The Bar Belle: Martin’s Tavern

Martin’s Tavern
1264 Wisconsin Ave. N.W.

For most people, Thanksgiving weekend consists of overeating poultry and conversing with strangers who happen to share fragments of your DNA. In the Bar Belle family, our DNA is genetically altered so that beer and football are essential holiday components. This was the first year I hosted Thanksgiving, and my cooking skills extend to the Lucky Charms and milk composition. So I promised to stay out of the kitchen and plan the weekend’s entertainment. However, Thursday afternoon football at my apartment took a turn for the worse after I misjudged my ability to consume Bloody Marys. I decided perhaps we should venture to a sports bar for Friday afternoon’s game so I would have to moderately control my behavior. After shopping in Georgetown after lunch, we were disappointed to find that Rhino Bar was closed until 3 p.m. Luckily we found cold beers and the game down the street at Martin’s Tavern.
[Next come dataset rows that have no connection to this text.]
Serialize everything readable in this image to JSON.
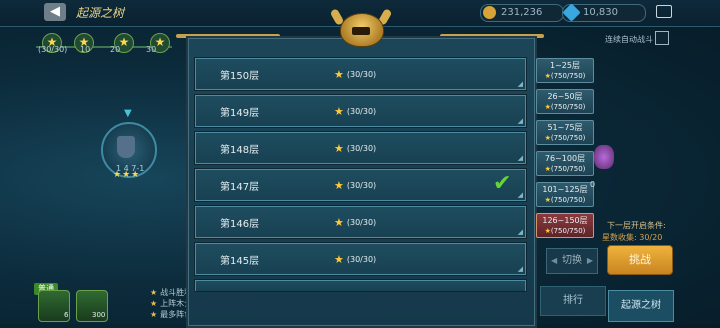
{
  "header": {
    "title": "起源之树",
    "gold": "231,236",
    "gems": "10,830"
  },
  "progress_bar": {
    "first_label": "(30/30)",
    "milestones": [
      "10",
      "20",
      "30"
    ]
  },
  "map_node": {
    "label": "1 4 7-1",
    "stars": "★★★"
  },
  "team": {
    "tag": "普通",
    "unit_counts": [
      "6",
      "300"
    ]
  },
  "conditions": [
    "战斗胜利",
    "上阵木士师兵数量 >6",
    "最多阵亡2人"
  ],
  "floors": [
    {
      "name": "第150层",
      "stars": "(30/30)"
    },
    {
      "name": "第149层",
      "stars": "(30/30)"
    },
    {
      "name": "第148层",
      "stars": "(30/30)"
    },
    {
      "name": "第147层",
      "stars": "(30/30)",
      "checked": true
    },
    {
      "name": "第146层",
      "stars": "(30/30)"
    },
    {
      "name": "第145层",
      "stars": "(30/30)"
    }
  ],
  "auto_battle_label": "连续自动战斗",
  "ranges": [
    {
      "label": "1~25层",
      "count": "(750/750)"
    },
    {
      "label": "26~50层",
      "count": "(750/750)"
    },
    {
      "label": "51~75层",
      "count": "(750/750)"
    },
    {
      "label": "76~100层",
      "count": "(750/750)"
    },
    {
      "label": "101~125层",
      "count": "(750/750)"
    },
    {
      "label": "126~150层",
      "count": "(750/750)",
      "active": true
    }
  ],
  "next_unlock": {
    "title": "下一层开启条件:",
    "value": "星数收集: 30/20"
  },
  "buttons": {
    "switch": "切换",
    "challenge": "挑战",
    "rank": "排行",
    "origin": "起源之树"
  },
  "side_monster_num": "0",
  "colors": {
    "accent": "#efb33d",
    "panel": "#1c4658",
    "active_range": "#8a3a3e",
    "check": "#64d43a"
  }
}
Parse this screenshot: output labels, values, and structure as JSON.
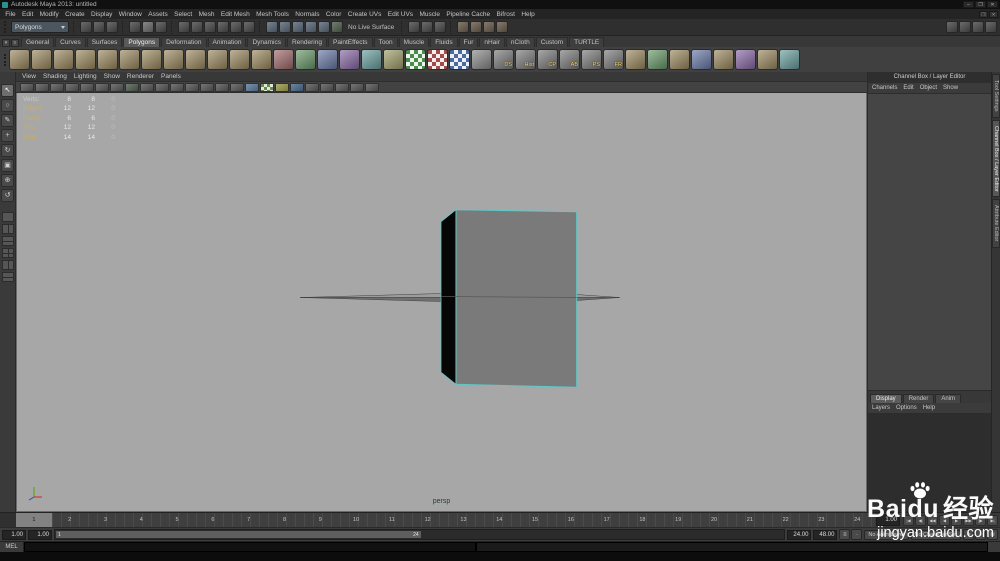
{
  "titlebar": {
    "title": "Autodesk Maya 2013: untitled",
    "controls": [
      {
        "n": "minimize-button",
        "g": "–"
      },
      {
        "n": "maximize-button",
        "g": "❐"
      },
      {
        "n": "close-button",
        "g": "✕"
      }
    ]
  },
  "menubar": {
    "items": [
      "File",
      "Edit",
      "Modify",
      "Create",
      "Display",
      "Window",
      "Assets",
      "Select",
      "Mesh",
      "Edit Mesh",
      "Mesh Tools",
      "Normals",
      "Color",
      "Create UVs",
      "Edit UVs",
      "Muscle",
      "Pipeline Cache",
      "Bifrost",
      "Help"
    ],
    "controls": [
      {
        "n": "restore-scene-window-button",
        "g": "❐"
      },
      {
        "n": "close-scene-window-button",
        "g": "✕"
      }
    ]
  },
  "statusline": {
    "menuset": "Polygons",
    "no_live_surface": "No Live Surface",
    "file_icons": [
      {
        "n": "new-scene-icon"
      },
      {
        "n": "open-scene-icon"
      },
      {
        "n": "save-scene-icon"
      }
    ],
    "select_mode_icons": [
      {
        "n": "select-by-hierarchy-icon"
      },
      {
        "n": "select-by-object-icon",
        "c": "#6e6e6e"
      },
      {
        "n": "select-by-component-icon"
      }
    ],
    "mask_icons": [
      {
        "n": "select-handles-mask-icon"
      },
      {
        "n": "select-joints-mask-icon"
      },
      {
        "n": "select-curves-mask-icon"
      },
      {
        "n": "select-surfaces-mask-icon"
      },
      {
        "n": "select-deformations-mask-icon"
      },
      {
        "n": "select-rendering-mask-icon"
      }
    ],
    "snap_icons": [
      {
        "n": "snap-to-grid-icon",
        "c": "#5c6a7a"
      },
      {
        "n": "snap-to-curve-icon",
        "c": "#5c6a7a"
      },
      {
        "n": "snap-to-point-icon",
        "c": "#5c6a7a"
      },
      {
        "n": "snap-to-projected-center-icon",
        "c": "#5c6a7a"
      },
      {
        "n": "snap-to-view-plane-icon",
        "c": "#5c6a7a"
      },
      {
        "n": "make-live-icon",
        "c": "#53624f"
      }
    ],
    "history_icons": [
      {
        "n": "input-to-selected-icon"
      },
      {
        "n": "output-from-selected-icon"
      },
      {
        "n": "construction-history-toggle-icon"
      }
    ],
    "render_icons": [
      {
        "n": "open-render-view-icon",
        "c": "#6b5f4e"
      },
      {
        "n": "render-current-frame-icon",
        "c": "#6b5f4e"
      },
      {
        "n": "ipr-render-icon",
        "c": "#6b5f4e"
      },
      {
        "n": "render-settings-icon",
        "c": "#6b5f4e"
      }
    ],
    "right_icons": [
      {
        "n": "show-manipulator-icon"
      },
      {
        "n": "toggle-attribute-editor-icon"
      },
      {
        "n": "toggle-tool-settings-icon"
      },
      {
        "n": "toggle-channel-box-icon"
      }
    ]
  },
  "shelf": {
    "left_buttons": [
      {
        "n": "shelf-tab-switch-icon",
        "g": "▾"
      },
      {
        "n": "shelf-menu-icon",
        "g": "≡"
      }
    ],
    "tabs": [
      {
        "label": "General"
      },
      {
        "label": "Curves"
      },
      {
        "label": "Surfaces"
      },
      {
        "label": "Polygons",
        "active": true
      },
      {
        "label": "Deformation"
      },
      {
        "label": "Animation"
      },
      {
        "label": "Dynamics"
      },
      {
        "label": "Rendering"
      },
      {
        "label": "PaintEffects"
      },
      {
        "label": "Toon"
      },
      {
        "label": "Muscle"
      },
      {
        "label": "Fluids"
      },
      {
        "label": "Fur"
      },
      {
        "label": "nHair"
      },
      {
        "label": "nCloth"
      },
      {
        "label": "Custom"
      },
      {
        "label": "TURTLE"
      }
    ],
    "icons": [
      {
        "n": "poly-sphere-icon",
        "c": "#9c8a60"
      },
      {
        "n": "poly-cube-icon",
        "c": "#9c8a60"
      },
      {
        "n": "poly-cylinder-icon",
        "c": "#9c8a60"
      },
      {
        "n": "poly-cone-icon",
        "c": "#9c8a60"
      },
      {
        "n": "poly-plane-icon",
        "c": "#9c8a60"
      },
      {
        "n": "poly-torus-icon",
        "c": "#9c8a60"
      },
      {
        "n": "poly-prism-icon",
        "c": "#9c8a60"
      },
      {
        "n": "poly-pyramid-icon",
        "c": "#9c8a60"
      },
      {
        "n": "poly-pipe-icon",
        "c": "#9c8a60"
      },
      {
        "n": "poly-helix-icon",
        "c": "#9c8a60"
      },
      {
        "n": "poly-soccer-ball-icon",
        "c": "#9c8a60"
      },
      {
        "n": "platonic-solid-icon",
        "c": "#9c8a60"
      },
      {
        "n": "combine-icon",
        "c": "#a06a6a"
      },
      {
        "n": "separate-icon",
        "c": "#6a9a6a"
      },
      {
        "n": "extract-icon",
        "c": "#6a7aa8"
      },
      {
        "n": "booleans-union-icon",
        "c": "#8a6aa8"
      },
      {
        "n": "booleans-difference-icon",
        "c": "#6aa0a0"
      },
      {
        "n": "booleans-intersection-icon",
        "c": "#a0a06a"
      },
      {
        "n": "smooth-icon",
        "c": "#4a8a4a",
        "ck": true
      },
      {
        "n": "average-vertices-icon",
        "c": "#a04a4a",
        "ck": true
      },
      {
        "n": "transfer-attributes-icon",
        "c": "#4a6aa0",
        "ck": true
      },
      {
        "n": "paint-transfer-weights-icon",
        "c": "#8a8a8a"
      },
      {
        "n": "delete-surface-icon",
        "t": "DS",
        "c": "#7a7a7a"
      },
      {
        "n": "delete-history-icon",
        "t": "Hist",
        "c": "#7a7a7a"
      },
      {
        "n": "center-pivot-icon",
        "t": "CP",
        "c": "#7a7a7a"
      },
      {
        "n": "assign-blinn-icon",
        "t": "AB",
        "c": "#7a7a7a"
      },
      {
        "n": "assign-phong-icon",
        "t": "PS",
        "c": "#7a7a7a"
      },
      {
        "n": "freeze-transform-icon",
        "t": "FR",
        "c": "#7a7a7a"
      },
      {
        "n": "extrude-icon",
        "c": "#9c8a60"
      },
      {
        "n": "bevel-icon",
        "c": "#6a9a6a"
      },
      {
        "n": "bridge-icon",
        "c": "#9c8a60"
      },
      {
        "n": "append-polygon-icon",
        "c": "#6a7aa8"
      },
      {
        "n": "split-polygon-icon",
        "c": "#9c8a60"
      },
      {
        "n": "insert-edge-loop-icon",
        "c": "#8a6aa8"
      },
      {
        "n": "multi-cut-icon",
        "c": "#9c8a60"
      },
      {
        "n": "quad-draw-icon",
        "c": "#6aa0a0"
      }
    ]
  },
  "toolbox": {
    "tools": [
      {
        "n": "select-tool",
        "g": "↖",
        "active": true
      },
      {
        "n": "lasso-tool",
        "g": "○"
      },
      {
        "n": "paint-select-tool",
        "g": "✎"
      },
      {
        "n": "move-tool",
        "g": "+"
      },
      {
        "n": "rotate-tool",
        "g": "↻"
      },
      {
        "n": "scale-tool",
        "g": "▣"
      },
      {
        "n": "universal-manipulator-tool",
        "g": "⊕"
      },
      {
        "n": "last-tool-used",
        "g": "↺"
      }
    ],
    "layouts": [
      {
        "n": "layout-single-pane",
        "v": "v1"
      },
      {
        "n": "layout-two-panes-side-by-side",
        "v": "v2"
      },
      {
        "n": "layout-two-panes-stacked",
        "v": "v3"
      },
      {
        "n": "layout-four-panes",
        "v": "v4"
      },
      {
        "n": "layout-persp-outliner",
        "v": "v2"
      },
      {
        "n": "layout-hypershade-persp",
        "v": "v3"
      }
    ]
  },
  "panel": {
    "menu": [
      "View",
      "Shading",
      "Lighting",
      "Show",
      "Renderer",
      "Panels"
    ],
    "toolbar": [
      {
        "n": "select-camera-icon"
      },
      {
        "n": "lock-camera-icon"
      },
      {
        "n": "camera-attributes-icon"
      },
      {
        "n": "bookmarks-icon"
      },
      {
        "n": "image-plane-icon"
      },
      {
        "n": "two-d-pan-zoom-icon"
      },
      {
        "n": "grease-pencil-icon"
      },
      {
        "n": "grid-toggle-icon",
        "c": "#4d5d4d"
      },
      {
        "n": "film-gate-icon"
      },
      {
        "n": "resolution-gate-icon"
      },
      {
        "n": "gate-mask-icon"
      },
      {
        "n": "field-chart-icon"
      },
      {
        "n": "safe-action-icon"
      },
      {
        "n": "safe-title-icon"
      },
      {
        "n": "wireframe-mode-icon"
      },
      {
        "n": "shaded-mode-icon",
        "c": "#5a7a9a"
      },
      {
        "n": "textured-mode-icon",
        "c": "#6a8a4a",
        "ck": true
      },
      {
        "n": "use-all-lights-icon",
        "c": "#9a9a4a"
      },
      {
        "n": "shadows-icon",
        "c": "#4a6a8a"
      },
      {
        "n": "screen-space-ao-icon"
      },
      {
        "n": "motion-blur-icon"
      },
      {
        "n": "multisampling-icon"
      },
      {
        "n": "xray-icon"
      },
      {
        "n": "isolate-select-icon"
      }
    ],
    "camera_label": "persp"
  },
  "hud": {
    "rows": [
      {
        "label": "Verts:",
        "v1": "8",
        "v2": "8",
        "v3": "0"
      },
      {
        "label": "Edges:",
        "v1": "12",
        "v2": "12",
        "v3": "0",
        "hl": true
      },
      {
        "label": "Faces:",
        "v1": "6",
        "v2": "6",
        "v3": "0",
        "hl": true
      },
      {
        "label": "Tris:",
        "v1": "12",
        "v2": "12",
        "v3": "0",
        "hl": true
      },
      {
        "label": "UVs:",
        "v1": "14",
        "v2": "14",
        "v3": "0",
        "hl": true
      }
    ]
  },
  "channel_box": {
    "title": "Channel Box / Layer Editor",
    "menu": [
      "Channels",
      "Edit",
      "Object",
      "Show"
    ],
    "side_tabs": [
      {
        "label": "Tool Settings"
      },
      {
        "label": "Channel Box / Layer Editor",
        "active": true
      },
      {
        "label": "Attribute Editor"
      }
    ]
  },
  "layer_editor": {
    "tabs": [
      {
        "label": "Display",
        "active": true
      },
      {
        "label": "Render"
      },
      {
        "label": "Anim"
      }
    ],
    "menu": [
      "Layers",
      "Options",
      "Help"
    ]
  },
  "time_slider": {
    "frames": [
      "1",
      "2",
      "3",
      "4",
      "5",
      "6",
      "7",
      "8",
      "9",
      "10",
      "11",
      "12",
      "13",
      "14",
      "15",
      "16",
      "17",
      "18",
      "19",
      "20",
      "21",
      "22",
      "23",
      "24"
    ],
    "current_frame": "1",
    "current_time": "1.00",
    "playback": [
      {
        "n": "go-to-start-button",
        "g": "|◀"
      },
      {
        "n": "step-back-frame-button",
        "g": "◀|"
      },
      {
        "n": "step-back-key-button",
        "g": "◀◀"
      },
      {
        "n": "play-backwards-button",
        "g": "◀"
      },
      {
        "n": "play-forwards-button",
        "g": "▶"
      },
      {
        "n": "step-forward-key-button",
        "g": "▶▶"
      },
      {
        "n": "step-forward-frame-button",
        "g": "|▶"
      },
      {
        "n": "go-to-end-button",
        "g": "▶|"
      }
    ]
  },
  "range_slider": {
    "playback_start": "1.00",
    "anim_start": "1.00",
    "range_start_label": "1",
    "range_end_label": "24",
    "playback_end": "24.00",
    "anim_end": "48.00",
    "anim_layer": "No Anim Layer",
    "character_set": "No Character Set",
    "buttons_a": [
      {
        "n": "anim-layer-filter-icon",
        "g": "≡"
      },
      {
        "n": "anim-layer-weight-icon",
        "g": "∙"
      }
    ],
    "buttons_b": [
      {
        "n": "set-key-icon",
        "g": "∗"
      },
      {
        "n": "auto-keyframe-toggle",
        "g": "●",
        "c": "#c84444"
      },
      {
        "n": "animation-preferences-icon",
        "g": "≋"
      }
    ]
  },
  "command_line": {
    "label": "MEL"
  },
  "watermark": {
    "brand_prefix": "Bai",
    "brand_suffix": "du",
    "brand_cn": "经验",
    "url": "jingyan.baidu.com"
  }
}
The interior of the bar/restaurant, with dark wood booths and floors, overhead Tiffany-style lighting and hunter-green upholstery, reminded me of what I had always thought a bar should look like since I was young. It gave off a “Cheers” meets Georgetown feel, although every one at the bar seemed to be tourists. The two televisions were fairly small and slightly hazy from the persistent cigarette smoke, but the the friendly bartenders easily made up for our viewing discomforts: they didn’t card and diligently replaced our Bud Lights.

At halftime, the five beers I had consumed led me up the steep staircase to the bathroom. While waiting to use the one-stall of the bathroom, I suffered a brief bout of frostbite, as the upstairs was at least ten degrees colder than the downstairs.

After returning from the arctic second floor, we decided to order appetizers. A nice insert on the first page of the menu detailed the restaurant’s 70-plus year history. It was refreshing to learn the restaurant had been family-owned for four generations rather than just another product of a trendy D.C. restaurant group. The story also boasted the restaurant as a local hangout for political celebrities, serving every president from Truman to Bush.

Our onion rings and fried oysters came out quickly. Both were excellent in terms of fried bar foods, but the price ($7-8) and small servings were disappointing. As our football game took a turn for the worse and our plates and bottles were emptied, we opted to face the crowded sidewalks once again rather than staying at the bar.